Decisión Judicial y Reconocimiento de los Daños
El juez Kunii Koshi aceptó los argumentos y reconoció perjuicios físicos y psicológicos extremadamente graves.
Además, determinó que el gobierno asumiera íntegramente la indemnización. La decisión cerró una de las trayectorias legales más conocidas del país.
Hakamata había sido sentenciado en 1968. Él era acusado de matar al jefe, a la esposa y a los dos hijos de la pareja.
El caso tuvo una gran repercusión, porque la acusación involucraba múltiples muertes y un incendio que destruyó la casa de la familia.

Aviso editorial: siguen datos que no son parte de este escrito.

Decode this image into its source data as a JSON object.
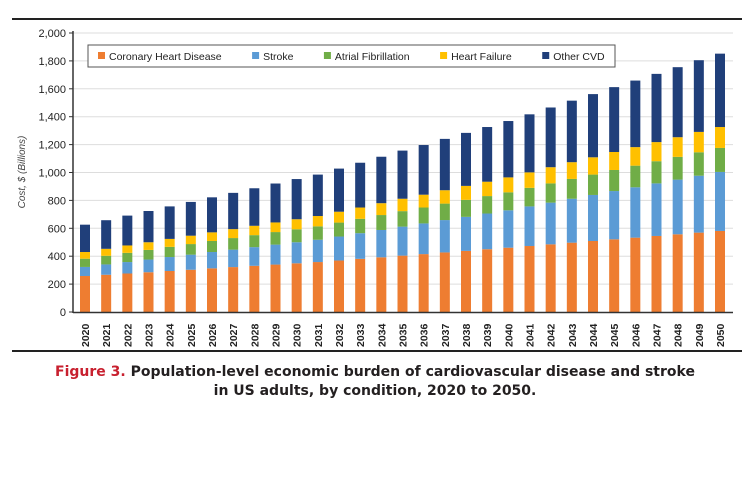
{
  "chart_data": {
    "type": "bar",
    "stacked": true,
    "title": "",
    "xlabel": "",
    "ylabel": "Cost, $ (Billions)",
    "ylim": [
      0,
      2000
    ],
    "yticks": [
      "0",
      "200",
      "400",
      "600",
      "800",
      "1,000",
      "1,200",
      "1,400",
      "1,600",
      "1,800",
      "2,000"
    ],
    "grid": true,
    "legend_position": "top",
    "categories": [
      "2020",
      "2021",
      "2022",
      "2023",
      "2024",
      "2025",
      "2026",
      "2027",
      "2028",
      "2029",
      "2030",
      "2031",
      "2032",
      "2033",
      "2034",
      "2035",
      "2036",
      "2037",
      "2038",
      "2039",
      "2040",
      "2041",
      "2042",
      "2043",
      "2044",
      "2045",
      "2046",
      "2047",
      "2048",
      "2049",
      "2050"
    ],
    "series": [
      {
        "name": "Coronary Heart Disease",
        "color": "#ee7d31",
        "values": [
          258,
          267,
          276,
          285,
          294,
          303,
          313,
          322,
          331,
          340,
          349,
          358,
          369,
          381,
          392,
          404,
          415,
          427,
          438,
          450,
          461,
          473,
          485,
          497,
          509,
          521,
          533,
          545,
          557,
          569,
          581
        ]
      },
      {
        "name": "Stroke",
        "color": "#5b9bd5",
        "values": [
          65,
          74,
          82,
          91,
          100,
          108,
          117,
          125,
          134,
          143,
          151,
          160,
          172,
          184,
          196,
          208,
          220,
          232,
          244,
          256,
          268,
          284,
          299,
          315,
          330,
          346,
          361,
          377,
          392,
          408,
          423
        ]
      },
      {
        "name": "Atrial Fibrillation",
        "color": "#70ad47",
        "values": [
          59,
          62,
          66,
          69,
          73,
          76,
          79,
          83,
          86,
          90,
          93,
          96,
          100,
          103,
          107,
          111,
          114,
          118,
          122,
          125,
          129,
          133,
          138,
          142,
          146,
          151,
          155,
          159,
          163,
          168,
          172
        ]
      },
      {
        "name": "Heart Failure",
        "color": "#ffc000",
        "values": [
          48,
          50,
          53,
          55,
          57,
          60,
          62,
          64,
          67,
          69,
          72,
          74,
          78,
          81,
          85,
          89,
          92,
          96,
          100,
          103,
          107,
          111,
          116,
          120,
          124,
          129,
          133,
          137,
          141,
          146,
          150
        ]
      },
      {
        "name": "Other CVD",
        "color": "#203f7a",
        "values": [
          196,
          205,
          214,
          224,
          233,
          242,
          251,
          260,
          269,
          279,
          288,
          297,
          309,
          321,
          333,
          345,
          356,
          368,
          380,
          392,
          404,
          416,
          428,
          441,
          453,
          465,
          477,
          489,
          502,
          514,
          526
        ]
      }
    ]
  },
  "caption": {
    "label": "Figure 3.",
    "line1": "Population-level economic burden of cardiovascular disease and stroke",
    "line2": "in US adults, by condition, 2020 to 2050."
  }
}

Sospechas que Cambiaron el Destino de Iwao Hakamata
Años después, surgieron dudas sobre cómo se llevó a cabo la investigación. Abogados y simpatizantes afirmaron que las evidencias podrían haber sido plantadas.
Además, indicaron que el ADN encontrado en la ropa de las víctimas no correspondía al de Hakamata.

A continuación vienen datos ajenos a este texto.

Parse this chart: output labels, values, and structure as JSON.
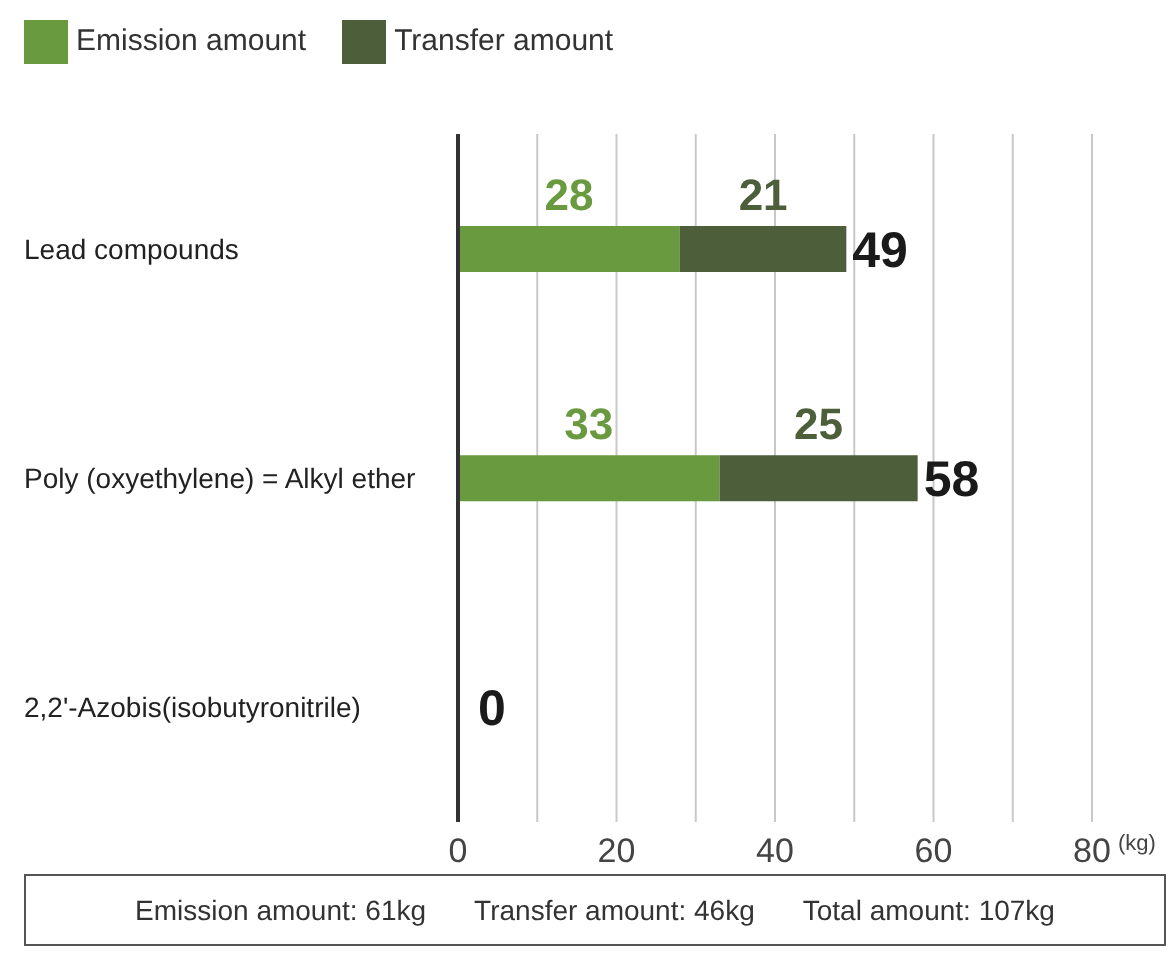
{
  "chart_data": {
    "type": "bar",
    "orientation": "horizontal",
    "stacked": true,
    "categories": [
      "Lead compounds",
      "Poly (oxyethylene) = Alkyl ether",
      "2,2'-Azobis(isobutyronitrile)"
    ],
    "series": [
      {
        "name": "Emission amount",
        "color": "#6a9a3f",
        "values": [
          28,
          33,
          0
        ],
        "value_labels": [
          "28",
          "33",
          null
        ]
      },
      {
        "name": "Transfer amount",
        "color": "#4d5e3b",
        "values": [
          21,
          25,
          0
        ],
        "value_labels": [
          "21",
          "25",
          null
        ]
      }
    ],
    "totals": [
      "49",
      "58",
      "0"
    ],
    "xlabel": "(kg)",
    "xlim": [
      0,
      80
    ],
    "xticks": [
      0,
      {
        "value": 10,
        "label": null
      },
      20,
      {
        "value": 30,
        "label": null
      },
      40,
      {
        "value": 50,
        "label": null
      },
      60,
      {
        "value": 70,
        "label": null
      },
      80
    ],
    "grid": "x",
    "legend": "top left",
    "annotations": [
      "Emission amount: 61kg",
      "Transfer amount: 46kg",
      "Total amount: 107kg"
    ]
  }
}
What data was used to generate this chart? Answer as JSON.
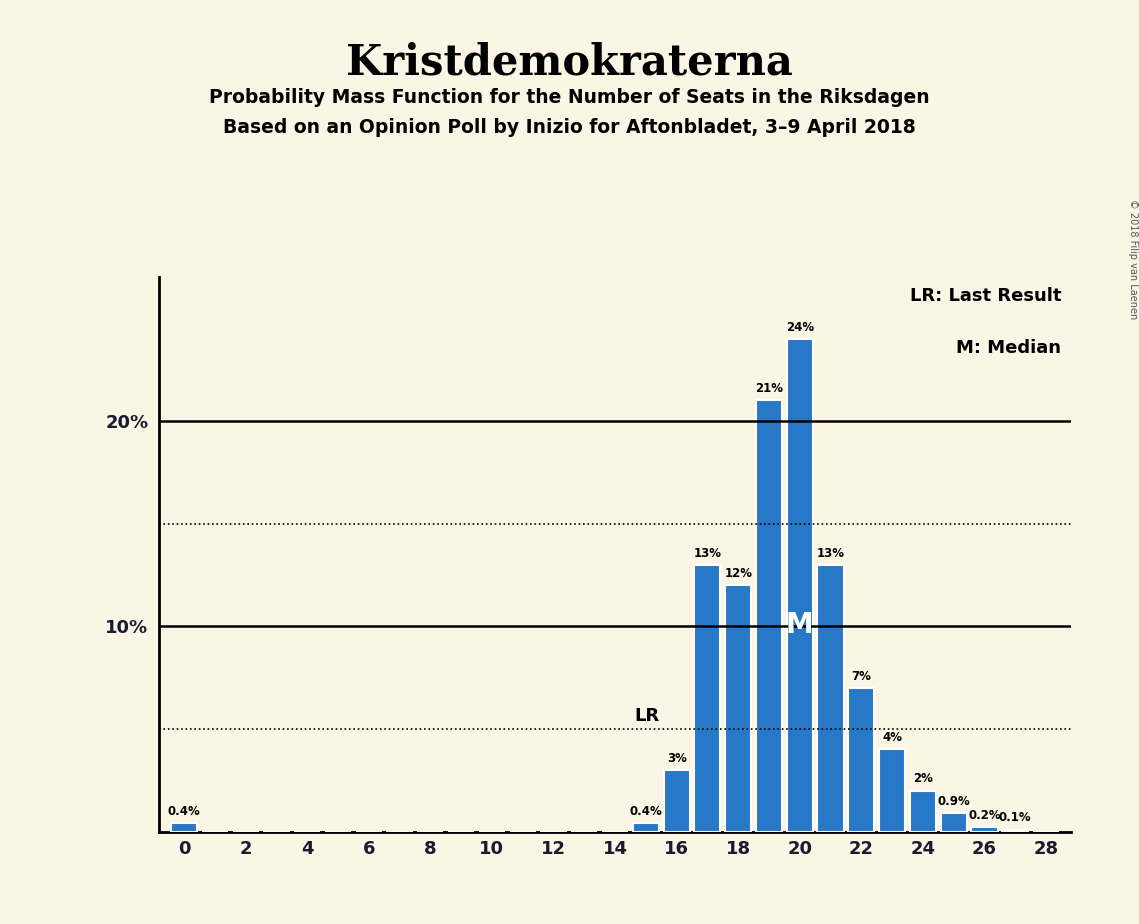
{
  "title": "Kristdemokraterna",
  "subtitle1": "Probability Mass Function for the Number of Seats in the Riksdagen",
  "subtitle2": "Based on an Opinion Poll by Inizio for Aftonbladet, 3–9 April 2018",
  "copyright": "© 2018 Filip van Laenen",
  "background_color": "#faf5e4",
  "bar_color": "#2878c8",
  "seats": [
    0,
    1,
    2,
    3,
    4,
    5,
    6,
    7,
    8,
    9,
    10,
    11,
    12,
    13,
    14,
    15,
    16,
    17,
    18,
    19,
    20,
    21,
    22,
    23,
    24,
    25,
    26,
    27,
    28
  ],
  "probs": [
    0.4,
    0.0,
    0.0,
    0.0,
    0.0,
    0.0,
    0.0,
    0.0,
    0.0,
    0.0,
    0.0,
    0.0,
    0.0,
    0.0,
    0.0,
    0.4,
    3.0,
    13.0,
    12.0,
    21.0,
    24.0,
    13.0,
    7.0,
    4.0,
    2.0,
    0.9,
    0.2,
    0.1,
    0.0
  ],
  "labels": [
    "0.4%",
    "0%",
    "0%",
    "0%",
    "0%",
    "0%",
    "0%",
    "0%",
    "0%",
    "0%",
    "0%",
    "0%",
    "0%",
    "0%",
    "0%",
    "0.4%",
    "3%",
    "13%",
    "12%",
    "21%",
    "24%",
    "13%",
    "7%",
    "4%",
    "2%",
    "0.9%",
    "0.2%",
    "0.1%",
    "0%"
  ],
  "last_result_seat": 16,
  "median_seat": 20,
  "dotted_line1_y": 15.0,
  "dotted_line2_y": 5.0,
  "ylim": [
    0,
    27
  ],
  "yticks": [
    10,
    20
  ],
  "ytick_labels": [
    "10%",
    "20%"
  ],
  "xticks": [
    0,
    2,
    4,
    6,
    8,
    10,
    12,
    14,
    16,
    18,
    20,
    22,
    24,
    26,
    28
  ],
  "legend_lr": "LR: Last Result",
  "legend_m": "M: Median",
  "solid_line_y": [
    10,
    20
  ]
}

Estas inconsistencias abrieron camino para un raro nuevo juicio.
En 2014, él dejó la prisión después de casi medio siglo detenido. Desde entonces, vivía bajo los cuidados de su hermana mayor, Hideko, quien pasó décadas defendiendo su inocencia.
La Absolución y el Impacto Público
En septiembre del año pasado, cientos de personas se reunieron frente al tribunal de Shizuoka. El juez anunció la absolución entre aplausos y gritos de banzai. La escena simbolizó el fin de una espera demasiado larga.

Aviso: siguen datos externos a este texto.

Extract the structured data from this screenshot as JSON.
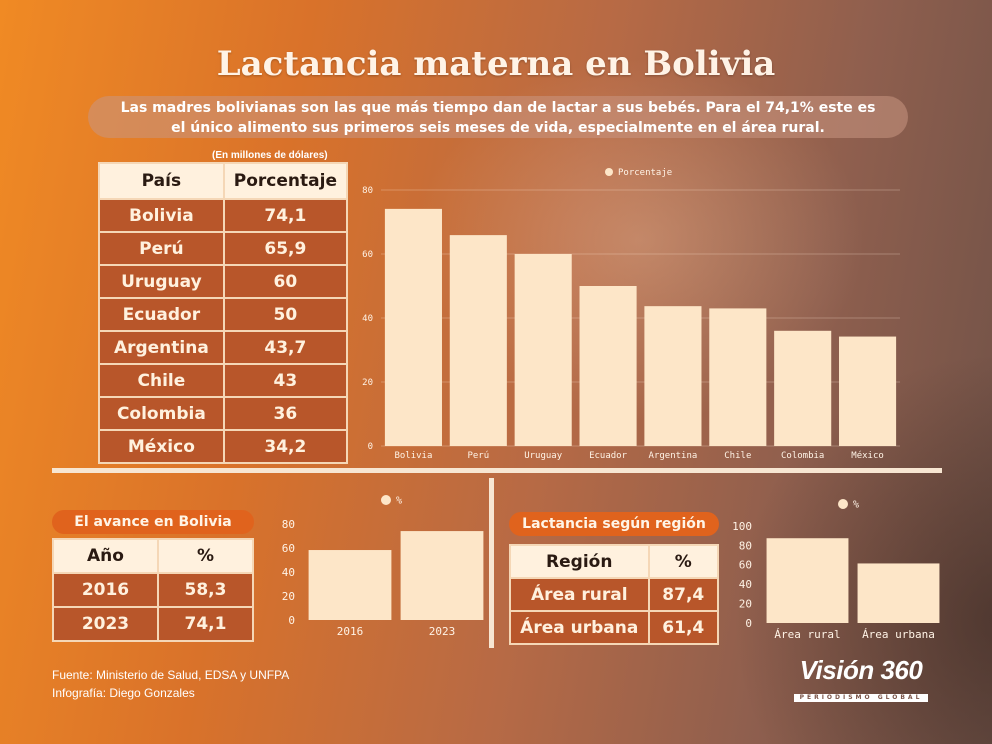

Hakamata no compareció debido a su estado mental debilitado. También había sido liberado de todas las sesiones anteriores justamente por la misma condición.
Aun ausente, su absolución fue celebrada como un hito que expuso las fallas del sistema de justicia japonés.
Origen de las Acusaciones y la Confesión Contestada
El crimen por el cual él respondió ocurrió en 1966. En ese momento, trabajaba en una fábrica de procesamiento de miso.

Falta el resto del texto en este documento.